Succesful Fusion

FUSION Oil & Gas debuted on the AIM in September with an institutional placement of 92.5 million shares.

Fusion managing director Alan Stein says the company with oil and gas interests in West Africa intends the AIM listing to be its only listing, following a joint venture with West Oil on the ASX in 1997-8 which proved how difficult it was to raise seed capital when the market went from hot to cold.

In 1999, a $5 million capital raising in London confirmed a better understanding by investors of the international oil and gas sector, and a higher comfort level with international projects and African investments.

Embarking on an AIM listing, Fusion found itself valued significantly higher in the UK.

As with Consolidated Minerals, Fusion recommends investing in a home-based broking firm to advise on the process, even though this may turn out to be “reassuringly expensive”.

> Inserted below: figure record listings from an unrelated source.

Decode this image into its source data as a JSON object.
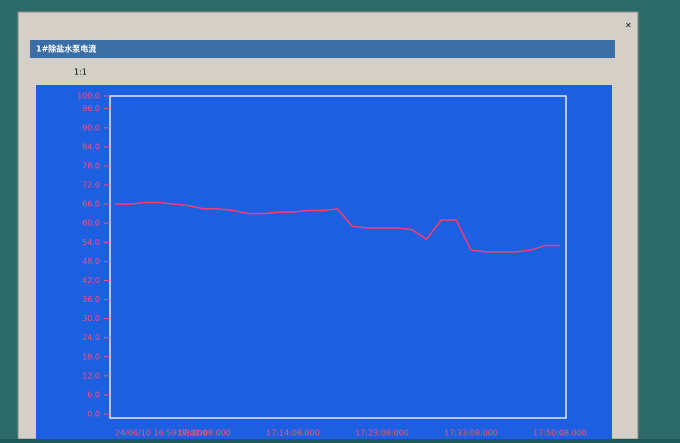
{
  "window": {
    "title": "1#除盐水泵电流",
    "zoom": "1:1"
  },
  "chart_data": {
    "type": "line",
    "x_tick_labels": [
      "24/06/10 16:59:08.000",
      "17:02:08.000",
      "17:14:08.000",
      "17:23:08.000",
      "17:33:08.000",
      "17:50:08.000"
    ],
    "series": [
      {
        "color": "#ff3b6b",
        "values": [
          66,
          66,
          66.5,
          66.5,
          66,
          65.5,
          64.5,
          64.5,
          64,
          63,
          63,
          63.5,
          63.5,
          64,
          64,
          64.5,
          59,
          58.5,
          58.5,
          58.5,
          58,
          55,
          61,
          61,
          51.5,
          51,
          51,
          51,
          51.5,
          53,
          53
        ]
      }
    ],
    "ylim": [
      0,
      100
    ],
    "yticks": [
      {
        "value": 0,
        "label": "0.0"
      },
      {
        "value": 6,
        "label": "6.0"
      },
      {
        "value": 12,
        "label": "12.0"
      },
      {
        "value": 18,
        "label": "18.0"
      },
      {
        "value": 24,
        "label": "24.0"
      },
      {
        "value": 30,
        "label": "30.0"
      },
      {
        "value": 36,
        "label": "36.0"
      },
      {
        "value": 42,
        "label": "42.0"
      },
      {
        "value": 48,
        "label": "48.0"
      },
      {
        "value": 54,
        "label": "54.0"
      },
      {
        "value": 60,
        "label": "60.0"
      },
      {
        "value": 66,
        "label": "66.0"
      },
      {
        "value": 72,
        "label": "72.0"
      },
      {
        "value": 78,
        "label": "78.0"
      },
      {
        "value": 84,
        "label": "84.0"
      },
      {
        "value": 90,
        "label": "90.0"
      },
      {
        "value": 96,
        "label": "96.0"
      },
      {
        "value": 100,
        "label": "100.0"
      }
    ]
  }
}
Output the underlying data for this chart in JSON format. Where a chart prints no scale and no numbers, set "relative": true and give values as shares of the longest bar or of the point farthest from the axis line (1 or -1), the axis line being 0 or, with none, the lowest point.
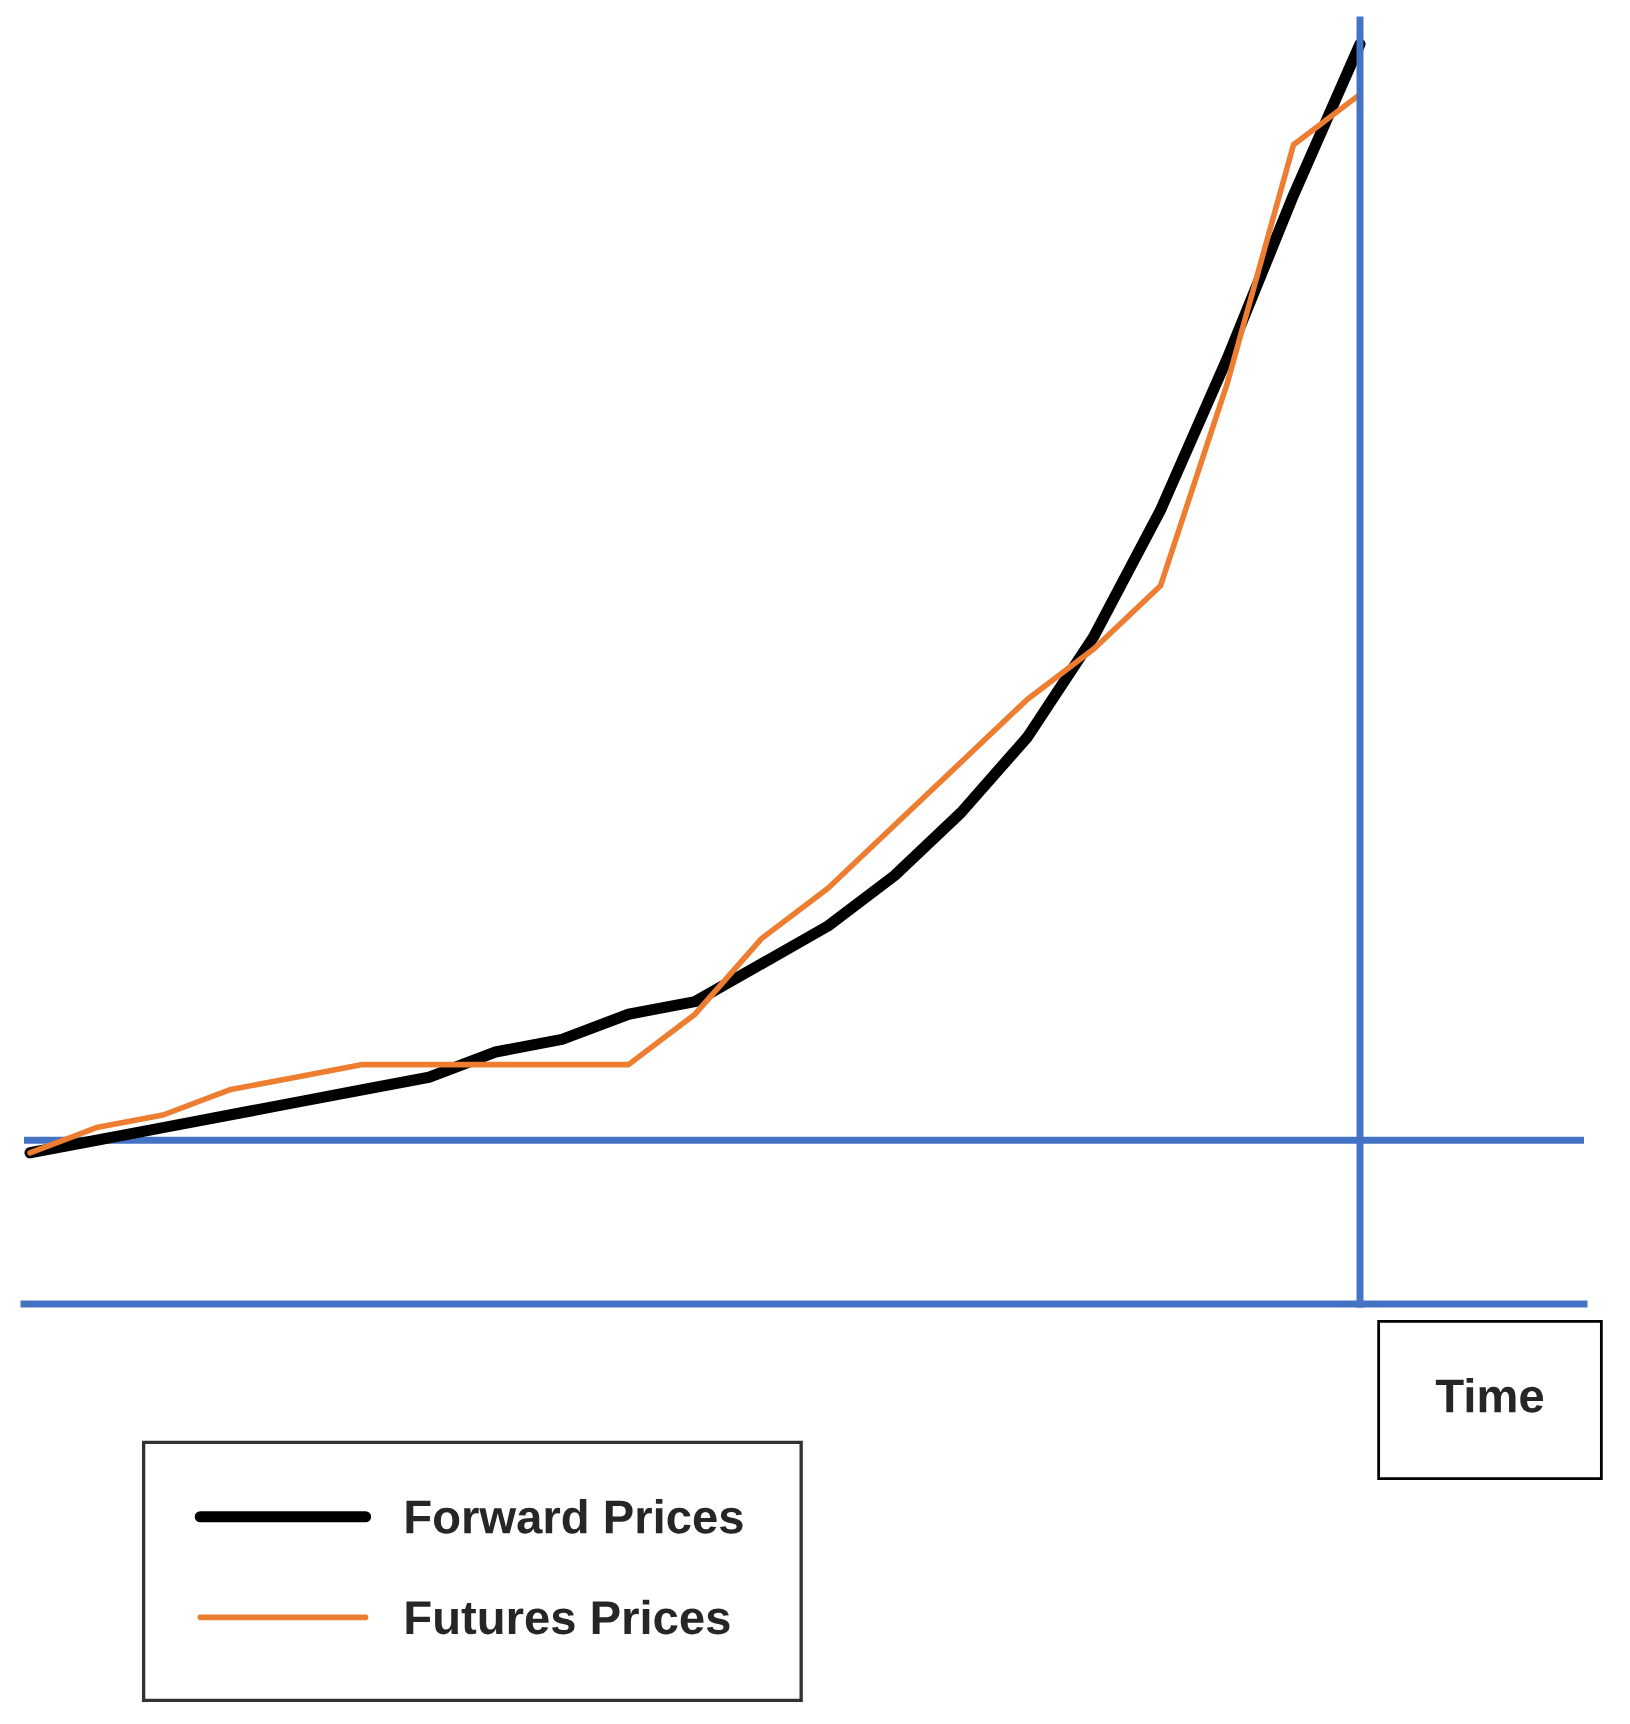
{
  "chart_data": {
    "type": "line",
    "relative": true,
    "xlabel": "Time",
    "legend": "bottom",
    "line_style": "solid",
    "marker": "none",
    "categories": [
      null,
      null,
      null,
      null,
      null,
      null,
      null,
      null,
      null,
      null,
      null,
      null,
      null,
      null,
      null,
      null,
      null,
      null,
      null,
      null,
      null
    ],
    "series": [
      {
        "name": "Forward Prices",
        "color": "#000000",
        "values": [
          0.12,
          0.13,
          0.14,
          0.15,
          0.16,
          0.17,
          0.18,
          0.2,
          0.21,
          0.23,
          0.24,
          0.27,
          0.3,
          0.34,
          0.39,
          0.45,
          0.53,
          0.63,
          0.75,
          0.88,
          1.0
        ]
      },
      {
        "name": "Futures Prices",
        "color": "#ed7d31",
        "values": [
          0.12,
          0.14,
          0.15,
          0.17,
          0.18,
          0.19,
          0.19,
          0.19,
          0.19,
          0.19,
          0.23,
          0.29,
          0.33,
          0.38,
          0.43,
          0.48,
          0.52,
          0.57,
          0.73,
          0.92,
          0.96
        ]
      }
    ],
    "ref_lines": [
      {
        "axis": "y",
        "value": 0.13,
        "color": "#4472c4"
      }
    ]
  }
}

And while legal costs made up 53 per cent of the total listing bill, the best value for money came from public relations expenditure.

“The valuation uplift for a new company makes the cost acceptable,” Mr Stein says.

Mr Stein also warns the cost of failure to list after entering the process can be quite significant and that ongoing costs to maintain the listing do dictate the minimum size of the initial capital raising.

Fusion found fixing the IPO issue price was an issue between the sales team and the company and Mr Stein recommends getting some cornerstone investors to buy in at the company’s preferred price a few days prior to the listing.

One disturbing aspect of the process was the late presentation to Fusion of the placing agreement, concerning warranties and indemnities, just two days prior to listing.

No AIM for HiTec

ONE company needing to raise capital but not going down the AIM route is HiTec Energy.

HiTec needs to secure finance after an investment bank due diligence report that deemed the company’s Electrofuel project both technically and commercially viable. But HiTec has revealed in its first quarter report that it recently investigated, but ruled out, an AIM listing, mainly due to the expense.

The company now needs to acquire an operating and financing revenue stream sufficient to achieve bankability on the back of the due diligence report, and is talking with potential customers and strategic investors in Japan, Europe and the United States.

HiTec’s Electrofuel project produces high quality electrolytic manganese dioxide (EMD) at both a comparatively low cost and environmental impact, and EMD produced from the company’s demonstration plant has been favourably received by major battery manufacturers.

Demand for the use of EMD in alkaline batteries is expected to increase, as is a new use, the manufacture of lithium manganese oxide rechargeable batteries as used in electric and hybrid electric vehicles.

It is in this context that HiTec is understandably keen to obtain bankability so it can construct its planned full-scale commercial production plant at Port Hedland.